Joanna Bogle’s fine biography of Baroness Ryder of Warsaw deserves to be widely read. Sue Ryder came from the same generation as Queen Elizabeth II – and along with other remarkable contemporaries such as Daphne Park (Baroness Park of Monmouth), Tony Lothian (the Marchioness of Lothian), Dame Cicely Saunders and Phyllis Bowman – they shared and were animated by similar beliefs; upheld the common good and were committed to charitable philanthropy and public service.
Sue Ryder’s life and that of her husband, Lord (Leonard) Cheshire, both of whom I met, are truly remarkable. In a marriage made in heaven their lives are the very best of British.
Always driving herself in vehicles which she named – from Jeremiah to Maybug – Sue once told me she was “just a truck driver.” In 1953 those trucks reached many of the 220,000 displaced people in Europe still living in atrocious conditions- including survivors of concentration camps and afflicted by TB and other terrible afflictions. Over the decades which followed the work continued all over the world, including in Tigray in the 1980s and in Bosnia in the 1900s.
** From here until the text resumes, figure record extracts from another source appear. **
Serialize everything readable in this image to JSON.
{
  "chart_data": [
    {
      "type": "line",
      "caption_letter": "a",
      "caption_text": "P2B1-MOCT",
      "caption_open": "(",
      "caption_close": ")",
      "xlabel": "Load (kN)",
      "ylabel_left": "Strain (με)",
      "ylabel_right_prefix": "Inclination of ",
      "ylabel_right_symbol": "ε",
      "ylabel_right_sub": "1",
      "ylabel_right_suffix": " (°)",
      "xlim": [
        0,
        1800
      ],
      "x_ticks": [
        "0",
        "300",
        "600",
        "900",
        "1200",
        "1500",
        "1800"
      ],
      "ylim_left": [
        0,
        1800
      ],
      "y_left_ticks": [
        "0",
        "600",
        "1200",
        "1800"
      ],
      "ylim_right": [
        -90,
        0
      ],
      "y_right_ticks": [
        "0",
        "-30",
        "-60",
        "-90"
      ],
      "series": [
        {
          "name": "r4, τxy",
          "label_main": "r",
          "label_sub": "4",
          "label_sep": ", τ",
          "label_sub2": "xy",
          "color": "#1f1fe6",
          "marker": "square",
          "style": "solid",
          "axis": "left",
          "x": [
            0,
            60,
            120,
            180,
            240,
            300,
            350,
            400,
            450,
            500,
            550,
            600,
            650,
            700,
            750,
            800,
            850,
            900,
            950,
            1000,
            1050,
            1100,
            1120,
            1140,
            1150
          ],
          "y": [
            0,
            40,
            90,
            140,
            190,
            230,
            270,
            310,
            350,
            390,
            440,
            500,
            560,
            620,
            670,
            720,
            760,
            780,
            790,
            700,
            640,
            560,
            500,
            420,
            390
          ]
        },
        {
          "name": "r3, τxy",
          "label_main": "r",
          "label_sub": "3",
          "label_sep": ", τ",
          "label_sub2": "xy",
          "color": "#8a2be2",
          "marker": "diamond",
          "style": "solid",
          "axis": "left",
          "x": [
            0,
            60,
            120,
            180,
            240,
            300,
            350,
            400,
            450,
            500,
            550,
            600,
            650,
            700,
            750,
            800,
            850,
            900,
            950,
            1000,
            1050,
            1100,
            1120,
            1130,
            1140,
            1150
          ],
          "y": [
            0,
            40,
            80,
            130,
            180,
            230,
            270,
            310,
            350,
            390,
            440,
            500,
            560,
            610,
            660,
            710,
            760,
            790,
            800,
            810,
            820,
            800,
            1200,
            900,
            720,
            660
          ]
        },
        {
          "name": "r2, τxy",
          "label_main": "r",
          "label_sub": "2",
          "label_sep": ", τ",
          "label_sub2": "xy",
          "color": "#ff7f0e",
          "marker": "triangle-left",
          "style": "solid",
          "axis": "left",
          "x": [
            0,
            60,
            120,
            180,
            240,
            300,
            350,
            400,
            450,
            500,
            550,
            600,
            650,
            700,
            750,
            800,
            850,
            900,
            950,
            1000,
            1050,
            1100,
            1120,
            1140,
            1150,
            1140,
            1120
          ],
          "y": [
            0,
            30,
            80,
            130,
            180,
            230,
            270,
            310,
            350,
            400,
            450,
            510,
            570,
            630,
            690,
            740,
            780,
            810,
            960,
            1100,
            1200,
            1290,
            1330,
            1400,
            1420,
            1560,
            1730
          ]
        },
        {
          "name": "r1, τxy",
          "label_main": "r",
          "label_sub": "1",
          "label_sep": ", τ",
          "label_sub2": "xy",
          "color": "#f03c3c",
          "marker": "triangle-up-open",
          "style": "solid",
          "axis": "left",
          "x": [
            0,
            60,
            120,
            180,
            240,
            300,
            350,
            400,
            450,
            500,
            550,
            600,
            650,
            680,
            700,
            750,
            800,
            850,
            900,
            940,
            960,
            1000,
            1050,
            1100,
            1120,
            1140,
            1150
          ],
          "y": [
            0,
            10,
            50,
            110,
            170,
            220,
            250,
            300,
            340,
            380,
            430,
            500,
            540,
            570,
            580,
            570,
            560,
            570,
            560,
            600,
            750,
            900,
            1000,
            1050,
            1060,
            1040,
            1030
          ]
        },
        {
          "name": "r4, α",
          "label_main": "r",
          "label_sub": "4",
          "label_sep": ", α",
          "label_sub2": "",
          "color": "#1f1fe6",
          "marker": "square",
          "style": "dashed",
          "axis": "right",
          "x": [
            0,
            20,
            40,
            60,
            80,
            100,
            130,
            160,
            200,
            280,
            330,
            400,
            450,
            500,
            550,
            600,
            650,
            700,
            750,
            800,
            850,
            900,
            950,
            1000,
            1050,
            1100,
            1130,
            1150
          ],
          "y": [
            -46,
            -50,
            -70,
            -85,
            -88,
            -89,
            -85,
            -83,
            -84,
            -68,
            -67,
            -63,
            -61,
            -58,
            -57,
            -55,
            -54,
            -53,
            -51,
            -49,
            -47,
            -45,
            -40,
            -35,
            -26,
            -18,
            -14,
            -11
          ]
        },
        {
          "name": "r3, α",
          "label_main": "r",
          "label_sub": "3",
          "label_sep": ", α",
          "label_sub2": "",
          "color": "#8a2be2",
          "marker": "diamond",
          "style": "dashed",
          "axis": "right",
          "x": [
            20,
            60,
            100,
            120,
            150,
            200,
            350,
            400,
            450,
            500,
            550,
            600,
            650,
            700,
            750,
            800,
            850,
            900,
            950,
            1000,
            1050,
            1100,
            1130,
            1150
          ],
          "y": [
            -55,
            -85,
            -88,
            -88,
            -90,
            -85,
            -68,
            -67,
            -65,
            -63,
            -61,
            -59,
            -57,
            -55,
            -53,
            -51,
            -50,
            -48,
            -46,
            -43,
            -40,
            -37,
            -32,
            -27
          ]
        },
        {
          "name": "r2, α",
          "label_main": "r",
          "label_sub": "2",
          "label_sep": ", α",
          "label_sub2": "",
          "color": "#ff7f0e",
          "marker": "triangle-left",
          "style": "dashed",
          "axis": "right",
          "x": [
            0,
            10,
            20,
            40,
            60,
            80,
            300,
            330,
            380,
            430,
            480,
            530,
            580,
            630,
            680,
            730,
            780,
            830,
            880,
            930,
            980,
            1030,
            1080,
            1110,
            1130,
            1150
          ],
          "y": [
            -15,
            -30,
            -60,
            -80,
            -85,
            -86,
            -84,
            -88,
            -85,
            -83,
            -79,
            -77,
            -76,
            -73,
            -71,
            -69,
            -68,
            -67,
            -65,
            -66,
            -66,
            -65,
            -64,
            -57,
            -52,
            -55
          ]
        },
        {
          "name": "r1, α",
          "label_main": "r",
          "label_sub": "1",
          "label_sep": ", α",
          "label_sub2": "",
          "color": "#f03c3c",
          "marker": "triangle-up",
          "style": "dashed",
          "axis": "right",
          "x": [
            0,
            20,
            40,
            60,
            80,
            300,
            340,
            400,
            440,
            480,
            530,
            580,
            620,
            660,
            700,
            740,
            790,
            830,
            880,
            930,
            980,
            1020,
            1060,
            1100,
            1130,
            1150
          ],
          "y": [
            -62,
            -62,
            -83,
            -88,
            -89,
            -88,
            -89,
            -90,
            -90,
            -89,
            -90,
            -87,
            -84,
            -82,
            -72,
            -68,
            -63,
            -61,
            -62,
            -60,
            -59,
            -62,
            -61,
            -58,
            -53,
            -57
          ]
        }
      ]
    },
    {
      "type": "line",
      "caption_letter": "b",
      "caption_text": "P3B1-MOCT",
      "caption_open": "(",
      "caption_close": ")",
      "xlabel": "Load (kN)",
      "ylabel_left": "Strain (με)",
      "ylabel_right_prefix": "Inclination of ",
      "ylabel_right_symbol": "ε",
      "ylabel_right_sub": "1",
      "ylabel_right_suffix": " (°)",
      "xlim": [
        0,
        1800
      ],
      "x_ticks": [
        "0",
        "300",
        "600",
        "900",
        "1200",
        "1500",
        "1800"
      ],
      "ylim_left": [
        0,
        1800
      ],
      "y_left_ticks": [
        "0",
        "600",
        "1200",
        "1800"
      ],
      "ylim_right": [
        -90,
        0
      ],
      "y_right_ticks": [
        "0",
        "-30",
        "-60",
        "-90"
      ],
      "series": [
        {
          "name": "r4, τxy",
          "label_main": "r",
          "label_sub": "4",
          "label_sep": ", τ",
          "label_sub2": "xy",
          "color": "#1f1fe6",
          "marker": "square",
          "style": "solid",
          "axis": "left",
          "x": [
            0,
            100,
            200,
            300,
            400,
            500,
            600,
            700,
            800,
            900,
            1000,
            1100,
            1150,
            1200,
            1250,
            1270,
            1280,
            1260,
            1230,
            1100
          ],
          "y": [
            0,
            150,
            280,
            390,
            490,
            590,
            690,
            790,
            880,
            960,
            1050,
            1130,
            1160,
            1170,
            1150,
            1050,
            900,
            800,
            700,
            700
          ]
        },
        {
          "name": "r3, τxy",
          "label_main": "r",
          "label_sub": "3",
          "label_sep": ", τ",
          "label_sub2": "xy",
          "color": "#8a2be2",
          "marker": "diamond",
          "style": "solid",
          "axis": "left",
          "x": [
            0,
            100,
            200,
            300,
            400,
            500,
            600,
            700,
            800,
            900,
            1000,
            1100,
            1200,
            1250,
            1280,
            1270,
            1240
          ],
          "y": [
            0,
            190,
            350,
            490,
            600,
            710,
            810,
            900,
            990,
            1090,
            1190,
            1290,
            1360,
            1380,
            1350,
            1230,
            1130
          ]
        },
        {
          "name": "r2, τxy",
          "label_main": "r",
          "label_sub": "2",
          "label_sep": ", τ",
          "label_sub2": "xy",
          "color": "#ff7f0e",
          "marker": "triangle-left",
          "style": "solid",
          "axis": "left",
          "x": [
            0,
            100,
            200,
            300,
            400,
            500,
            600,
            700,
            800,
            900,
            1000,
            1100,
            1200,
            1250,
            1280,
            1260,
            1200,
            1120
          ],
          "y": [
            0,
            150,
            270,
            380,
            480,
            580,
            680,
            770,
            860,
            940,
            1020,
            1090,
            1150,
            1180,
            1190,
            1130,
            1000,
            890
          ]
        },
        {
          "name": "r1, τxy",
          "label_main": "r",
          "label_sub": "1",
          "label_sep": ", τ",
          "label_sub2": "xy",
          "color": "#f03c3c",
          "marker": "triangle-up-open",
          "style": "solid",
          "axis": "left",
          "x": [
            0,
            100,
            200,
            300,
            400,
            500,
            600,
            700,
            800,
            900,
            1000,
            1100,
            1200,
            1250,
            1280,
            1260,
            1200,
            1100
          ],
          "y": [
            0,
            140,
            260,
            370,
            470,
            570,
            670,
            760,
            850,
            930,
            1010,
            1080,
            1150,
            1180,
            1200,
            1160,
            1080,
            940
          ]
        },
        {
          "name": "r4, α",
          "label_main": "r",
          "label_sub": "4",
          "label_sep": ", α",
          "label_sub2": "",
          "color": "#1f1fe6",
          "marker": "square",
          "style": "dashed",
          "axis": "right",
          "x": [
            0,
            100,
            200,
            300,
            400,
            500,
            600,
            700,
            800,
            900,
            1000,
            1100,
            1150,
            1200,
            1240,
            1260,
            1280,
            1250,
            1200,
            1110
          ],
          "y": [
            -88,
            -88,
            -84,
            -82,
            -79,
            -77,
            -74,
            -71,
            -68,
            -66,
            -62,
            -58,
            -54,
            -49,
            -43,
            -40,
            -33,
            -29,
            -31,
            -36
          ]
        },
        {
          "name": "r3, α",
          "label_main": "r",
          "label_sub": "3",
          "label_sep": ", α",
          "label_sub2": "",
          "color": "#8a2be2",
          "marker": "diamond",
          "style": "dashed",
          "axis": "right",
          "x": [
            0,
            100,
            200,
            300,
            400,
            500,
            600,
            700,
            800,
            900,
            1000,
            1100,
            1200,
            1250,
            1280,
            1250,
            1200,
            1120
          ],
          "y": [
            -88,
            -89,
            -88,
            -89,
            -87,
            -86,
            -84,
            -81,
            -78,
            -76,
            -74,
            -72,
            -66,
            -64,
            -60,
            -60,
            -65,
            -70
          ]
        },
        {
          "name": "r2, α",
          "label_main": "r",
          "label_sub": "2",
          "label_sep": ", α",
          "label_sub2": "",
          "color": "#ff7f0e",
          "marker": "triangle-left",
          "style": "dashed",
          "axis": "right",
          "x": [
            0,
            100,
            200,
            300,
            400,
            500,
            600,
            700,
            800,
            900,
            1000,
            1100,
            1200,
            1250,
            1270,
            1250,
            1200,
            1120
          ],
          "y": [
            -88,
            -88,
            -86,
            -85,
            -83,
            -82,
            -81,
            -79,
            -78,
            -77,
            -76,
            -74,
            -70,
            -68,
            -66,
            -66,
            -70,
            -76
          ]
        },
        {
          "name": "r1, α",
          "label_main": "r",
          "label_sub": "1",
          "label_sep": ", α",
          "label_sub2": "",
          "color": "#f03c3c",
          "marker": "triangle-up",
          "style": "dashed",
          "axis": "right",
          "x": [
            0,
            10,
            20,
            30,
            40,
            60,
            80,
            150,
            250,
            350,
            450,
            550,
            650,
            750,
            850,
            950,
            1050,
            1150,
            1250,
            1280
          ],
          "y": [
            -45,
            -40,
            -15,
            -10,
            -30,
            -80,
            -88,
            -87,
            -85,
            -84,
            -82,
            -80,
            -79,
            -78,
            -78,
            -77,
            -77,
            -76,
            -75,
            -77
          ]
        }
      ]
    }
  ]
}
Today she would be in Ukraine.
Her practical work for refugees, for disabled and frail people is a text for our times. So was the way she raised her voice against injustice and for the vulnerable and voiceless.
Her belief that we should “help the person in front of you” challenges each of us to remember that even if you can’t solve the problems of the entire world, it’s not a reason for solving any of them.
Sue Ryder was without doubt the stuff of which saints are made.